Monday, May 10, 2010

Most Secure Programming Language?

An interesting report was released just the other day by WhiteHat Security.  The study took a look at 1700 websites (all WhiteHat sentinel customers) and reviewed security bug metrics to identify patterns in security posture based on the programming language used for the site.  The overall conclusion, as mentioned by Jerimiah Grossman at the OWASP Bay Area meeting, is that there is not necessarily one language that is the "most secure".

I would agree with this overall conclusion. The elements that determine if an application is secure is far more complex than simply the language that has been selected.  However, I would argue that some languages are more conducive to organized and easy to manage code that follows an MVC approach. Similarly some frameworks provide security controls that are enabled by default to aid in the security of an application.  However, framework and language selection are meaningless if security is not baked in to the entire application life cycle.

Here are the three primary findings from the report.
  • Empirically, programming languages / frameworks do not have similar security postures when deployed in the field. They are shown to have moderately different vulnerabilities, with different frequency of occurrence, which are fixed in different amounts of time.

  • The size of a Web application’s attack surface alone does not necessarily correlate to the volume and type of issues identified. For example Microsoft’s .NET (ASPX) and Struts (DO), with near-average attack surfaces, turned in the two lowest historical vulnerability averages. ASPX and DO websites have had an average of 18.7 and 19.9 serious vulnerabilities respectively.

  • Perl (PL) had the highest average number of vulnerabilities found historically by a wide margin, at 44.8 per website and also the largest number currently at 11.8.ties have taken over 50 days to fix.

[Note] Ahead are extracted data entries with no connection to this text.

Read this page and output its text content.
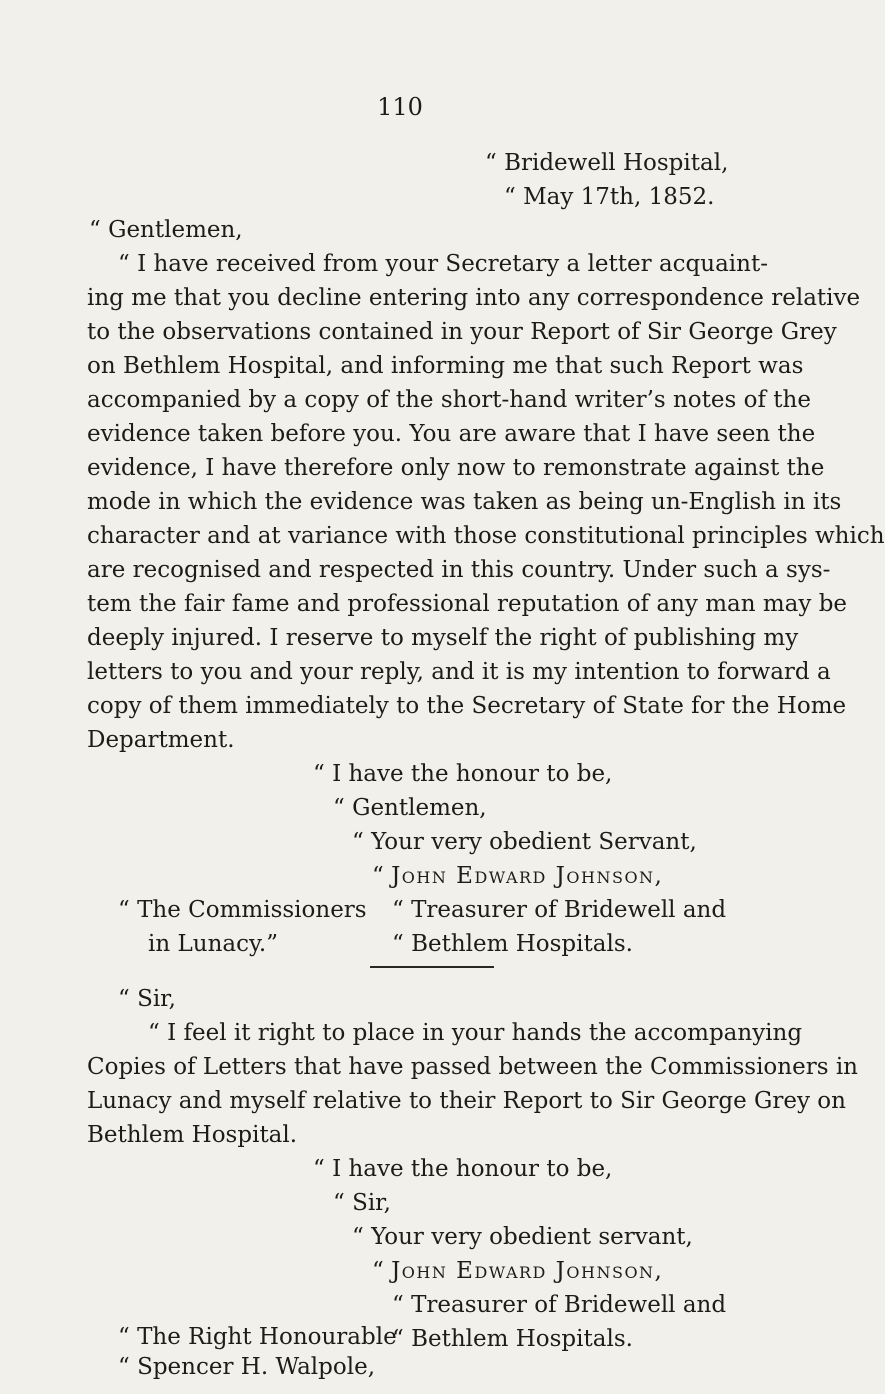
110
“ Bridewell Hospital,
“ May 17th, 1852.
“ Gentlemen,
“ I have received from your Secretary a letter acquaint-
ing me that you decline entering into any correspondence relative
to the observations contained in your Report of Sir George Grey
on Bethlem Hospital, and informing me that such Report was
accompanied by a copy of the short-hand writer’s notes of the
evidence taken before you. You are aware that I have seen the
evidence, I have therefore only now to remonstrate against the
mode in which the evidence was taken as being un-English in its
character and at variance with those constitutional principles which
are recognised and respected in this country. Under such a sys-
tem the fair fame and professional reputation of any man may be
deeply injured. I reserve to myself the right of publishing my
letters to you and your reply, and it is my intention to forward a
copy of them immediately to the Secretary of State for the Home
Department.
“ I have the honour to be,
“ Gentlemen,
“ Your very obedient Servant,
“ John Edward Johnson,
“ Treasurer of Bridewell and
“ Bethlem Hospitals.
“ The Commissioners
in Lunacy.”
“ Sir,
“ I feel it right to place in your hands the accompanying
Copies of Letters that have passed between the Commissioners in
Lunacy and myself relative to their Report to Sir George Grey on
Bethlem Hospital.
“ I have the honour to be,
“ Sir,
“ Your very obedient servant,
“ John Edward Johnson,
“ Treasurer of Bridewell and
“ Bethlem Hospitals.
“ The Right Honourable
“ Spencer H. Walpole,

The full report requires registration and can be viewed here

Here is a rebuttal to some of the claims made by the report: http://pinvoke.wordpress.com/2010/05/06/faulty-math/
 
As mentioned in the above link I encourage you to take these results with a grain of salt.  The data is gathered from existing WhiteHat sentinel customers and is obtained from an automated tool (technically it is automated discovery with manual verification).  The sample population is not necessarily a reflection of the critical web applications at large, nor is an automated tool able to fully analyze the security of a site. In fact, automated tools are often strong in the areas of input injection based attacks and weaker in areas of authentication, access control, session management and custom logic flaws.

If you are going to take away one item from this study then I hope it is this: there is no magic bullet or super secure programming language. If you want something good then you have to work hard for it.  Security is a continuing effort that requires the support of everyone involed (dev, QA, managers, etc) and must be an essential component of each step of the SDLC.